The next day, Matthew did not come to meet her at the shore. She walked up the hill, searching for him, at each bend of the road hoping he would appear. When she came in sight of Halim’s house, Matthew was there, sitting on the front step, but he did not turn as she approached. She sat down beside him. On the road, a line of schoolchildren walked side by side; a truck came behind them, and the children scattered like a flock of birds taking flight, jubilant and laughing.

He told her that he had woken suddenly in the night, had put on his clothes and let himself out of his uncle’s house on the hillside. The humid air had enclosed him in warmth. He remembered looking up at the sky and thinking how beautiful the moon was, simple and round, as it sank towards the horizon. He had followed it, walking towards his father’s former plantation. Once there, he saw that the kerosene lamps were lit, the flames floating in the dark. As he walked, he counted the trees aloud, turning at the thirtieth row, coming to a standstill at the thirtieth tree.

He knelt down, listening to the sound of night insects, of birds that he couldn’t identify. Owls, babblers, even in his childhood he had not been able to distinguish them. He began to push the dirt away, seeing the child that he was kneeling there, scrabbling at the ground. “I thought he must have known everything. He sent me on this errand because he knew his fate and he wanted to keep me away.

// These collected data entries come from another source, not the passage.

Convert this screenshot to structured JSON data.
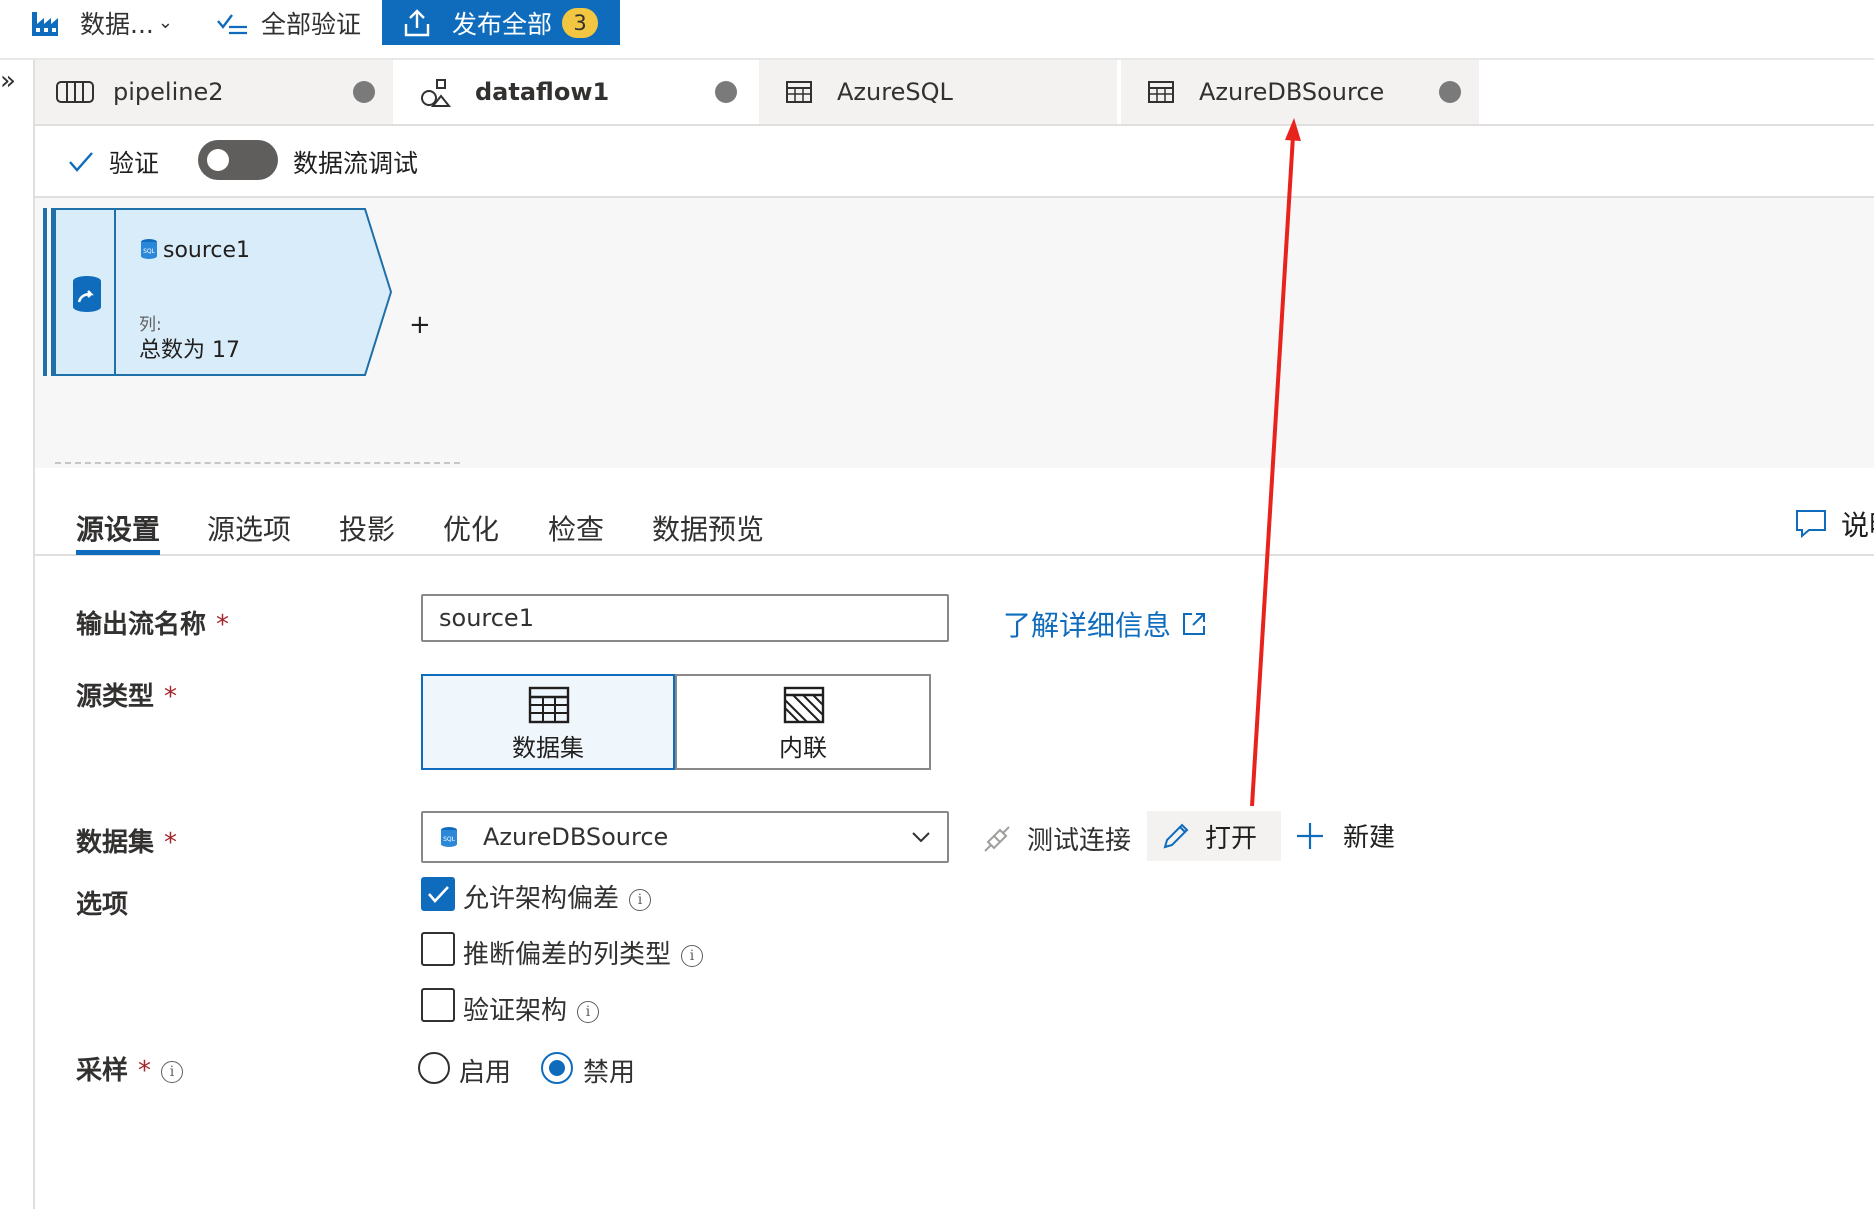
{
  "toolbar": {
    "data_factory_label": "数据...",
    "validate_all_label": "全部验证",
    "publish_all_label": "发布全部",
    "publish_count": "3"
  },
  "tabs": [
    {
      "label": "pipeline2",
      "icon": "pipeline-icon",
      "unsaved": true,
      "active": false
    },
    {
      "label": "dataflow1",
      "icon": "dataflow-icon",
      "unsaved": true,
      "active": true
    },
    {
      "label": "AzureSQL",
      "icon": "table-icon",
      "unsaved": false,
      "active": false
    },
    {
      "label": "AzureDBSource",
      "icon": "table-icon",
      "unsaved": true,
      "active": false
    }
  ],
  "commands": {
    "validate_label": "验证",
    "debug_label": "数据流调试",
    "debug_on": false
  },
  "canvas": {
    "node_name": "source1",
    "columns_label": "列:",
    "columns_total": "总数为 17",
    "add_symbol": "+"
  },
  "panel": {
    "tabs": [
      "源设置",
      "源选项",
      "投影",
      "优化",
      "检查",
      "数据预览"
    ],
    "active_tab": "源设置",
    "description_label": "说明",
    "output_stream_label": "输出流名称",
    "output_stream_value": "source1",
    "learn_more_label": "了解详细信息",
    "source_type_label": "源类型",
    "source_type_options": [
      "数据集",
      "内联"
    ],
    "source_type_selected": "数据集",
    "dataset_label": "数据集",
    "dataset_value": "AzureDBSource",
    "test_connection_label": "测试连接",
    "open_label": "打开",
    "new_label": "新建",
    "options_label": "选项",
    "options": [
      {
        "label": "允许架构偏差",
        "checked": true
      },
      {
        "label": "推断偏差的列类型",
        "checked": false
      },
      {
        "label": "验证架构",
        "checked": false
      }
    ],
    "sampling_label": "采样",
    "sampling_options": [
      "启用",
      "禁用"
    ],
    "sampling_selected": "禁用",
    "required_mark": "*"
  },
  "colors": {
    "accent": "#0f6cbd",
    "node_fill": "#d9ecfa",
    "node_border": "#1f6fa8",
    "arrow": "#e8231c",
    "badge": "#f3c641"
  }
}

I did what he had asked, only by then it no longer mattered. But still I went into the plantation.”

He dug at the ground for a long time, at first calm, but then, finding nothing, panic overwhelmed him. The lights blurred, he was sweating and could not see, but still he continued, with no idea of time or reason. Eventually, exhausted, he dropped into sleep. Some time later, one of the tappers must have found him and sent for his uncle. They were all gathered there at the thirtieth tree, labourers, family, and the boy that only Matthew could see, standing in the shadows. When his uncle asked what had happened, Matthew could only point at the boy. He wanted to go to him, pick him up, but he could not move. His uncle tried to put a coat around his shoulders, but Matthew pushed him away. When his uncle approached him again, Matthew lashed out. Then a terrible numbness took hold of his body and his legs gave out from under him, and the men carried him back to the house.

“They tried to keep me from leaving,” he said, looking at Ani now, “but I told them that I needed to sort out my thoughts, I needed to see you.” He paused for a moment. “Sometimes, in my dreams, I am almost able to reach him. I am telling him how to escape, how to leave Sandakan, I am almost holding him, but then he turns away.”

Later, lying together, his skin was damp and feverish, and he put his arms around himself as if he were cold. He said there was a story she told him once, long ago, about a man who harvested gold from the fields. All these years he had tried to recall it, but somehow it had become confused in his mind. Did she still remember? he asked.

She said yes, and as she told him, his breathing grew steady, lengthening out. In her story, the man walks towards the house standing alone in the middle of the field. The woman, old and stooped, promises him a gift more valuable than money. He will no longer be without land. For all eternity, he will not be at the mercy of the world.